Bij de aanbieding instappers valt op dat drie van de vier cluster op de variable recency een 1 scoren. Dit betekent dat het merendeel van de aanbieding instappers enige tijd geleden voor het laatst een aankoop hebben gedaan. Daarnaast is er een vierde cluster van een groep klanten die heel recent een aankoop gedaan hebben. De scores van de aanbieding instappers op de variable recency komen niet overeen met die van de reguliere instappers. Bij de reguliere instappers zijn er twee clusters die een hoge score noteren en twee clusters die een lage score noteren. Dit in tegenstelling tot de aanbieding instappers waar slechts bij één cluster hoog gescoord wordt. De gemiddelde recency score ligt bij de reguliere instappers iets hoger: 2.85 tegenover een gemiddelde van 2 bij aanbieding instappers. Dit betekent dat reguliere instappers recenter een aankoop gedaan hebben.

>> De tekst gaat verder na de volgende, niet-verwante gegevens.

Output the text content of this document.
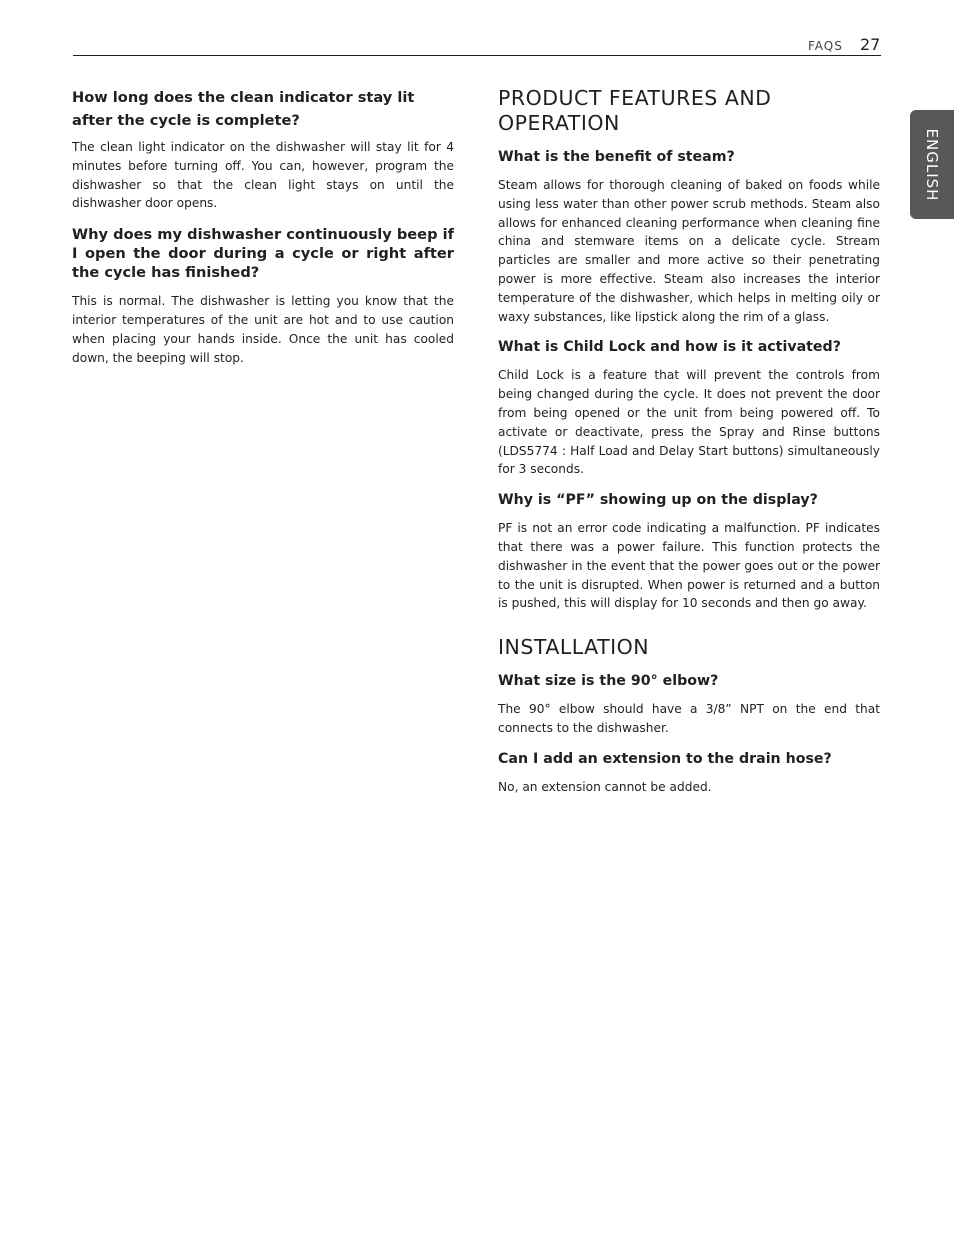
FAQS 27
ENGLISH

How long does the clean indicator stay lit after the cycle is complete?

The clean light indicator on the dishwasher will stay lit for 4 minutes before turning off. You can, however, program the dishwasher so that the clean light stays on until the dishwasher door opens.

Why does my dishwasher continuously beep if I open the door during a cycle or right after the cycle has finished?

This is normal. The dishwasher is letting you know that the interior temperatures of the unit are hot and to use caution when placing your hands inside. Once the unit has cooled down, the beeping will stop.

PRODUCT FEATURES AND OPERATION

What is the benefit of steam?

Steam allows for thorough cleaning of baked on foods while using less water than other power scrub methods. Steam also allows for enhanced cleaning performance when cleaning fine china and stemware items on a delicate cycle. Stream particles are smaller and more active so their penetrating power is more effective. Steam also increases the interior temperature of the dishwasher, which helps in melting oily or waxy substances, like lipstick along the rim of a glass.

What is Child Lock and how is it activated?

Child Lock is a feature that will prevent the controls from being changed during the cycle. It does not prevent the door from being opened or the unit from being powered off. To activate or deactivate, press the Spray and Rinse buttons (LDS5774 : Half Load and Delay Start buttons) simultaneously for 3 seconds.

Why is “PF” showing up on the display?

PF is not an error code indicating a malfunction. PF indicates that there was a power failure. This function protects the dishwasher in the event that the power goes out or the power to the unit is disrupted. When power is returned and a button is pushed, this will display for 10 seconds and then go away.

INSTALLATION

What size is the 90° elbow?

The 90° elbow should have a 3/8” NPT on the end that connects to the dishwasher.

Can I add an extension to the drain hose?

No, an extension cannot be added.
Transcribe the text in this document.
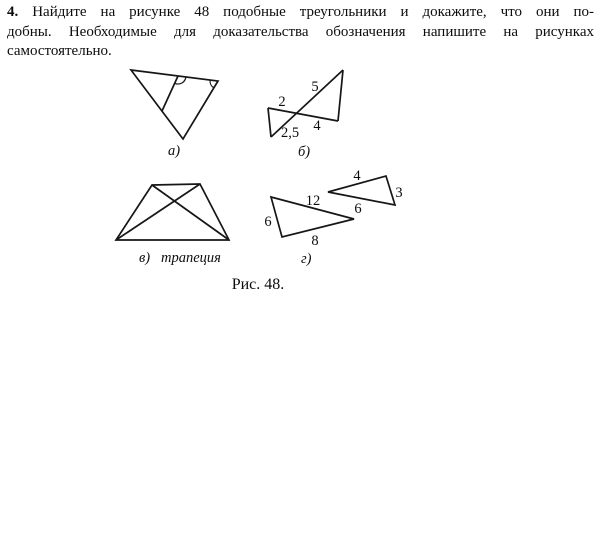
4. Найдите на рисунке 48 подобные треугольники и докажите, что они по-
добны. Необходимые для доказательства обозначения напишите на рисунках
самостоятельно.
а)
5
2
2,5 4
б)
в) трапеция
12
6
8
4
3
6
г)
Рис. 48.
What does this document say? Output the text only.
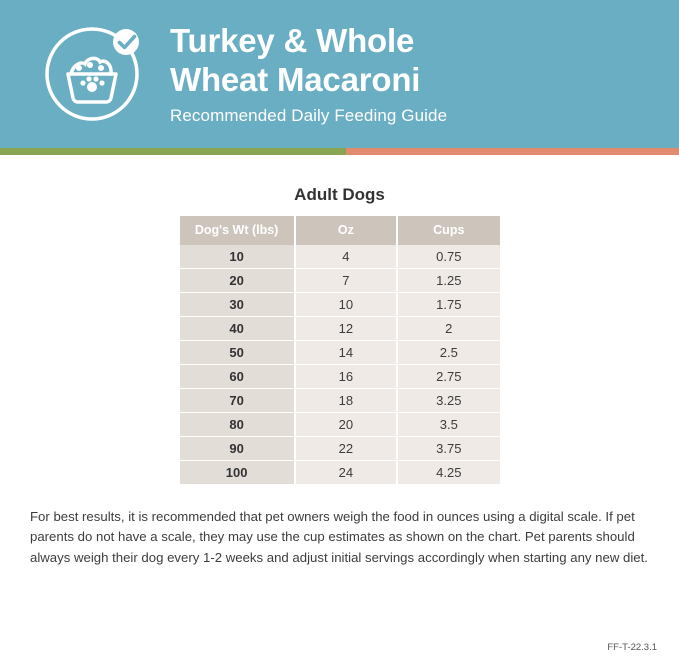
Turkey & Whole
Wheat Macaroni
Recommended Daily Feeding Guide
Adult Dogs
Dog's Wt (lbs)	Oz	Cups
10	4	0.75
20	7	1.25
30	10	1.75
40	12	2
50	14	2.5
60	16	2.75
70	18	3.25
80	20	3.5
90	22	3.75
100	24	4.25

For best results, it is recommended that pet owners weigh the food in ounces using a digital scale. If pet parents do not have a scale, they may use the cup estimates as shown on the chart. Pet parents should always weigh their dog every 1-2 weeks and adjust initial servings accordingly when starting any new diet.

FF-T-22.3.1
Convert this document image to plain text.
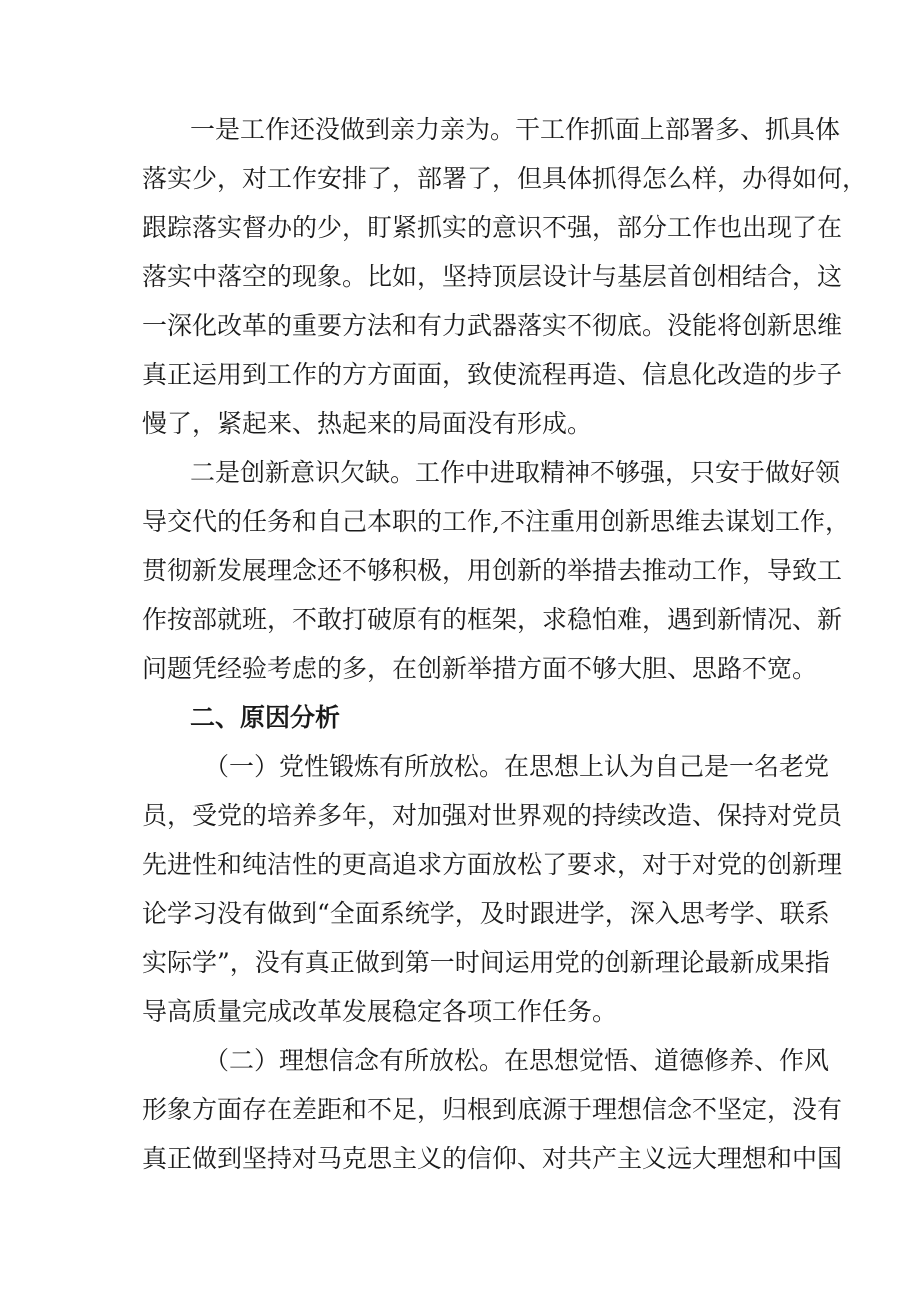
一是工作还没做到亲力亲为。干工作抓面上部署多、抓具体
落实少，对工作安排了，部署了，但具体抓得怎么样，办得如何，
跟踪落实督办的少，盯紧抓实的意识不强，部分工作也出现了在
落实中落空的现象。比如，坚持顶层设计与基层首创相结合，这
一深化改革的重要方法和有力武器落实不彻底。没能将创新思维
真正运用到工作的方方面面，致使流程再造、信息化改造的步子
慢了，紧起来、热起来的局面没有形成。
二是创新意识欠缺。工作中进取精神不够强，只安于做好领
导交代的任务和自己本职的工作,不注重用创新思维去谋划工作，
贯彻新发展理念还不够积极，用创新的举措去推动工作，导致工
作按部就班，不敢打破原有的框架，求稳怕难，遇到新情况、新
问题凭经验考虑的多，在创新举措方面不够大胆、思路不宽。
二、原因分析
（一）党性锻炼有所放松。在思想上认为自己是一名老党
员，受党的培养多年，对加强对世界观的持续改造、保持对党员
先进性和纯洁性的更高追求方面放松了要求，对于对党的创新理
论学习没有做到“全面系统学，及时跟进学，深入思考学、联系
实际学”，没有真正做到第一时间运用党的创新理论最新成果指
导高质量完成改革发展稳定各项工作任务。
（二）理想信念有所放松。在思想觉悟、道德修养、作风
形象方面存在差距和不足，归根到底源于理想信念不坚定，没有
真正做到坚持对马克思主义的信仰、对共产主义远大理想和中国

De aanbieding instappers scoren bij elk cluster vrij hoog op de variable monetary. Zij hebben een gemiddelde monetary score van 3.71. De reguliere instappers scoren in vergelijking met de aanbieding instappers slechter op de variable monetary en hebben een gemiddelde monetary score van 2.94. Dit betekent dat de aanbieding instappers in tegenstelling tot reguliere instappers meer geld uitgeven bij aankopen. Deze bevinding ondersteunt een eerder in dit onderzoek onderzochte hypothese waaruit blijkt dat aanbieding instappers een hogere totale aankoopwaarde vertegenwoordigen in vergelijking met reguliere instappers.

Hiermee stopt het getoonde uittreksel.